Collecting Profile Data of Ascend C Operators (Kernel Launch)
This section shows how to use msProf to tune a vector operator on the board. The vector operator can add two vectors and output the result.
The performance data collection procedures in direct kernel debugging, single-operator API execution, and PyTorch framework are similar. The following uses the sub-scenario of direct kernel debugging as an example.
Prerequisite
- Click Link to obtain the sample project to prepare for onboard and simulation-based tuning.
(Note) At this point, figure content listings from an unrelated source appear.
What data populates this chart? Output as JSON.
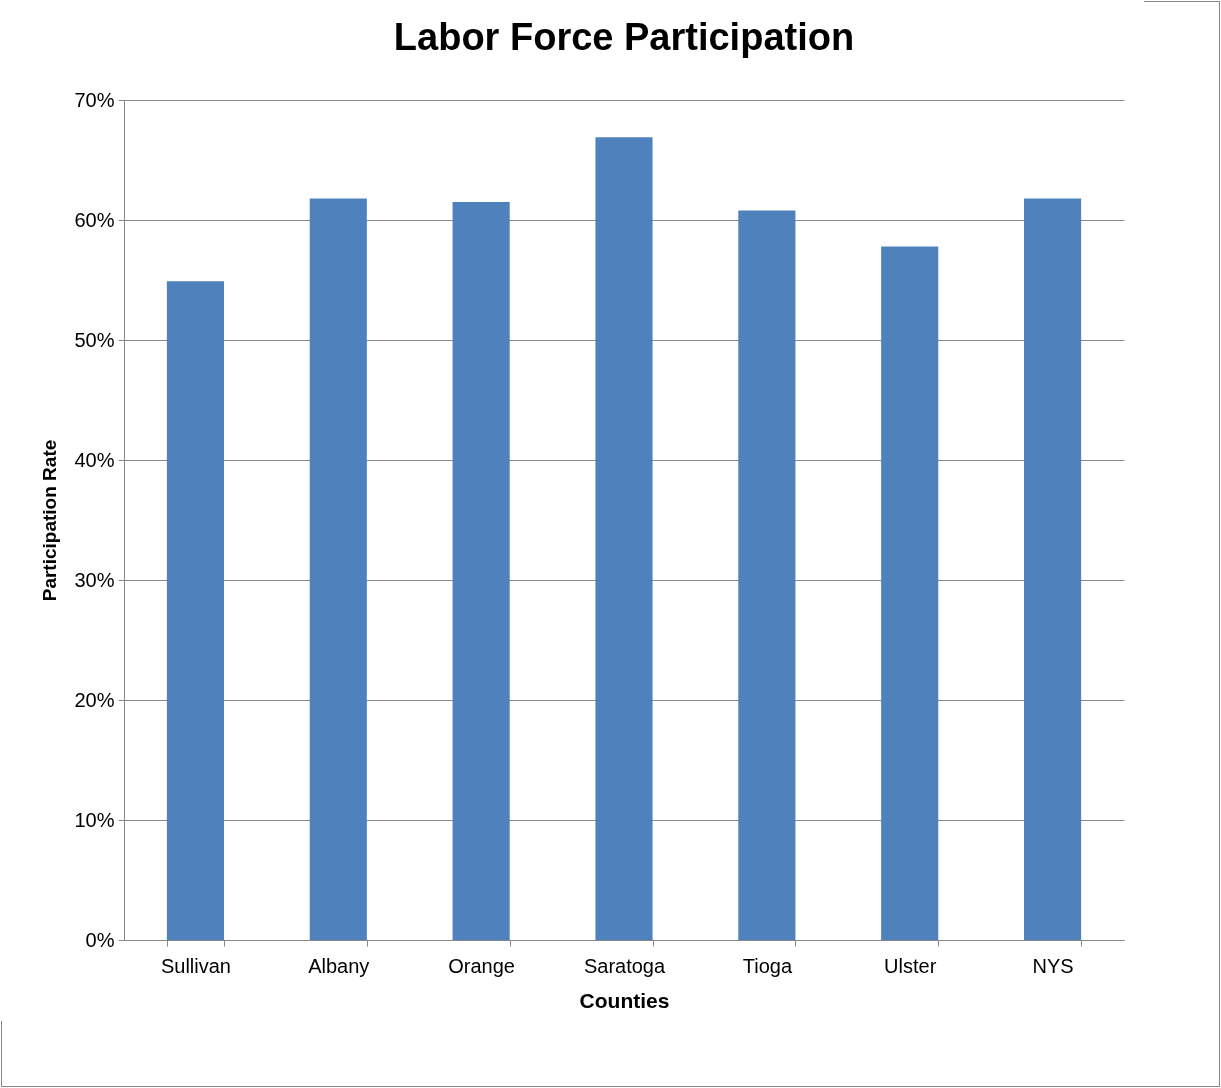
{
  "chart_data": {
    "type": "bar",
    "title": "Labor Force Participation",
    "xlabel": "Counties",
    "ylabel": "Participation Rate",
    "categories": [
      "Sullivan",
      "Albany",
      "Orange",
      "Saratoga",
      "Tioga",
      "Ulster",
      "NYS"
    ],
    "values": [
      54.9,
      61.8,
      61.5,
      66.9,
      60.8,
      57.8,
      61.8
    ],
    "color": "#4f81bd",
    "ylim": [
      0,
      70
    ],
    "yticks": [
      {
        "value": 0,
        "label": "0%"
      },
      {
        "value": 10,
        "label": "10%"
      },
      {
        "value": 20,
        "label": "20%"
      },
      {
        "value": 30,
        "label": "30%"
      },
      {
        "value": 40,
        "label": "40%"
      },
      {
        "value": 50,
        "label": "50%"
      },
      {
        "value": 60,
        "label": "60%"
      },
      {
        "value": 70,
        "label": "70%"
      }
    ],
    "grid": "y"
  }
}
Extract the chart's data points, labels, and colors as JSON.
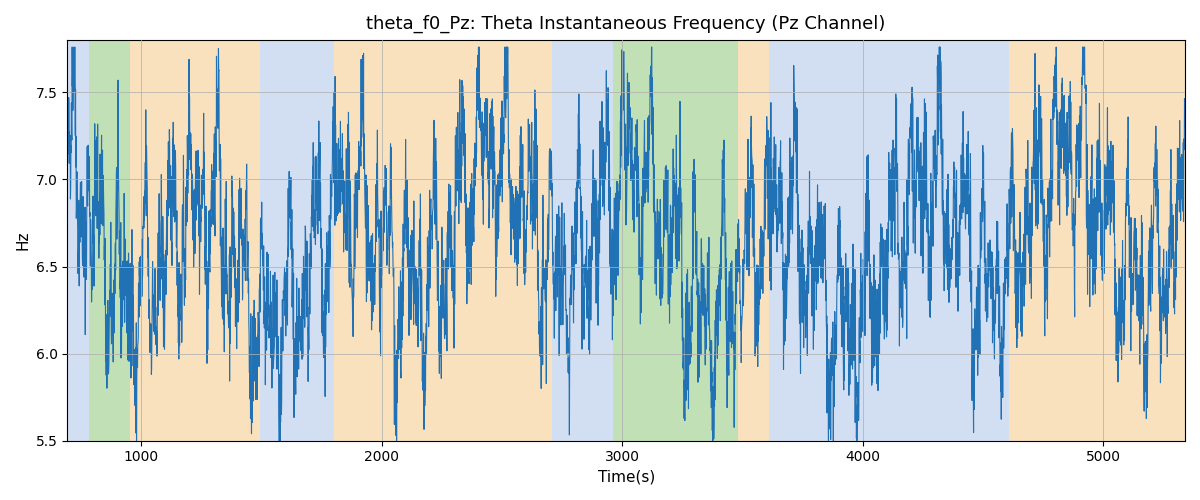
{
  "title": "theta_f0_Pz: Theta Instantaneous Frequency (Pz Channel)",
  "xlabel": "Time(s)",
  "ylabel": "Hz",
  "ylim": [
    5.5,
    7.8
  ],
  "xlim": [
    693,
    5340
  ],
  "line_color": "#2171b5",
  "line_width": 0.8,
  "bands": [
    {
      "xmin": 693,
      "xmax": 785,
      "color": "#aec6e8",
      "alpha": 0.55
    },
    {
      "xmin": 785,
      "xmax": 955,
      "color": "#90c878",
      "alpha": 0.55
    },
    {
      "xmin": 955,
      "xmax": 1495,
      "color": "#f5c98a",
      "alpha": 0.55
    },
    {
      "xmin": 1495,
      "xmax": 1800,
      "color": "#aec6e8",
      "alpha": 0.55
    },
    {
      "xmin": 1800,
      "xmax": 2710,
      "color": "#f5c98a",
      "alpha": 0.55
    },
    {
      "xmin": 2710,
      "xmax": 2960,
      "color": "#aec6e8",
      "alpha": 0.55
    },
    {
      "xmin": 2960,
      "xmax": 3480,
      "color": "#90c878",
      "alpha": 0.55
    },
    {
      "xmin": 3480,
      "xmax": 3610,
      "color": "#f5c98a",
      "alpha": 0.55
    },
    {
      "xmin": 3610,
      "xmax": 4610,
      "color": "#aec6e8",
      "alpha": 0.55
    },
    {
      "xmin": 4610,
      "xmax": 5340,
      "color": "#f5c98a",
      "alpha": 0.55
    }
  ],
  "seed": 42,
  "n_points": 4600,
  "time_start": 693,
  "time_end": 5340,
  "xticks": [
    1000,
    2000,
    3000,
    4000,
    5000
  ],
  "yticks": [
    5.5,
    6.0,
    6.5,
    7.0,
    7.5
  ]
}
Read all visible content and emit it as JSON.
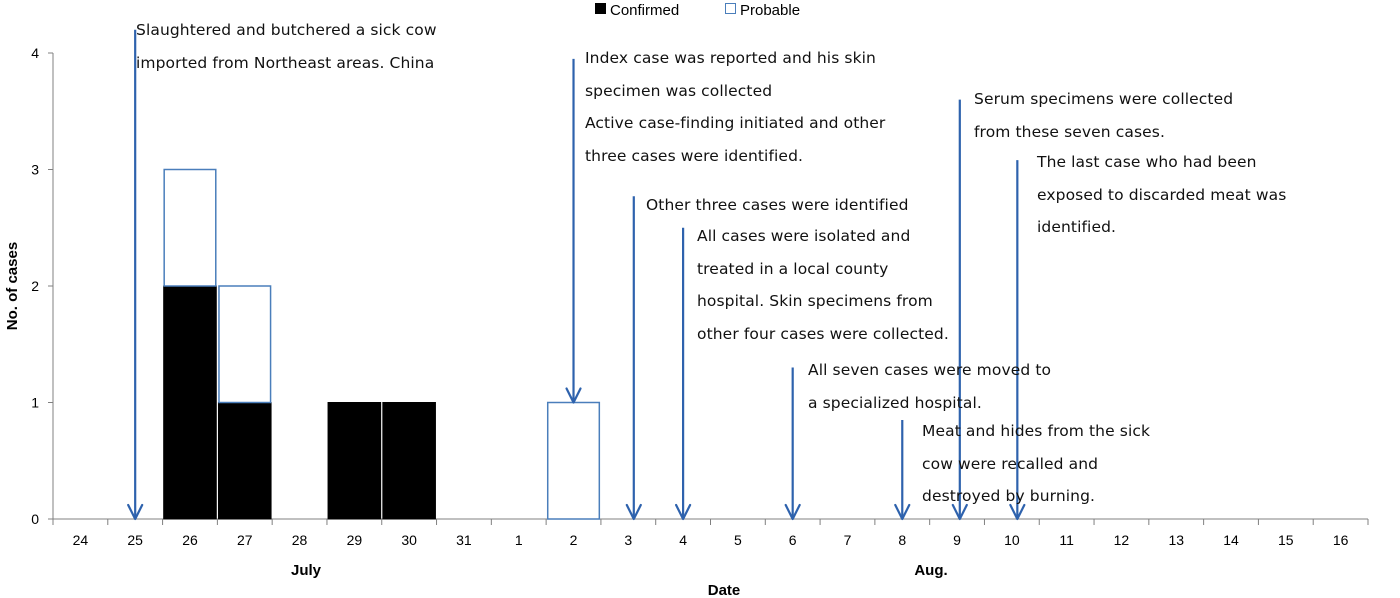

- When downloading the code sample, run the following command to specify the branch version:
git clone https://gitee.com/ascend/samples.git -b v0.2-8.0.0.beta1
- When downloading the code sample, run the following command to specify the branch version:
- Configure environment variables by referring to Before You Start.
Procedure
- Prepare for operator compilation according to the sample project description and by referring to Kernel Launch.
- Build a single-operator executable file.
The following uses the Add operator as an example. In the ${git_clone_path}/samples/operator/ascendc/0_introduction/3_add_kernellaunch/AddKernelInvocationNeo directory of the sample project, run the following command to build an executable file:
bash run.sh -r npu -v <soc_version> # Operator running on the Ascend device bash run.sh -r sim -v <soc_version> # Operator running on the simulator
After the one-click script building and running is complete, the NPU-side executable file ascendc_kernels_bbit is generated in the project directory.
- The executable file name (ascendc_kernels_bbit) in this example is only an example. Use the actual compiled script in the current project.
- Run the npu-smi info command on the server where the Ascend AI Processor is installed to obtain the Chip Name information. The actual value is AscendChip Name. For example, if Chip Name is xxxyy, the actual value is Ascendxxxyy. If Ascendxxxyy is the code sample path, you need to set ascendxxxyy.
- Import environment variables.
export LD_LIBRARY_PATH=${git_clone_path}/samples/operator/ascendc/0_introduction/3_add_kernellaunch/AddKernelInvocationNeo/out/lib/:$LD_LIBRARY_PATH - Collect operator profile data.
For operators running on an Ascend device, run the following command to collect the msprof op profile data and refined tuning data:
msprof op ascendc_kernels_bbit
For an operator running on the simulator, run the following command to collect the msprof op simulator profile data:
msprof op simulator --soc-version=Ascendxxxyy ascendc_kernels_bbit # xxxyy indicates the type of the processor used by the user.
- View the operator profile data. For details, see Tool Usage.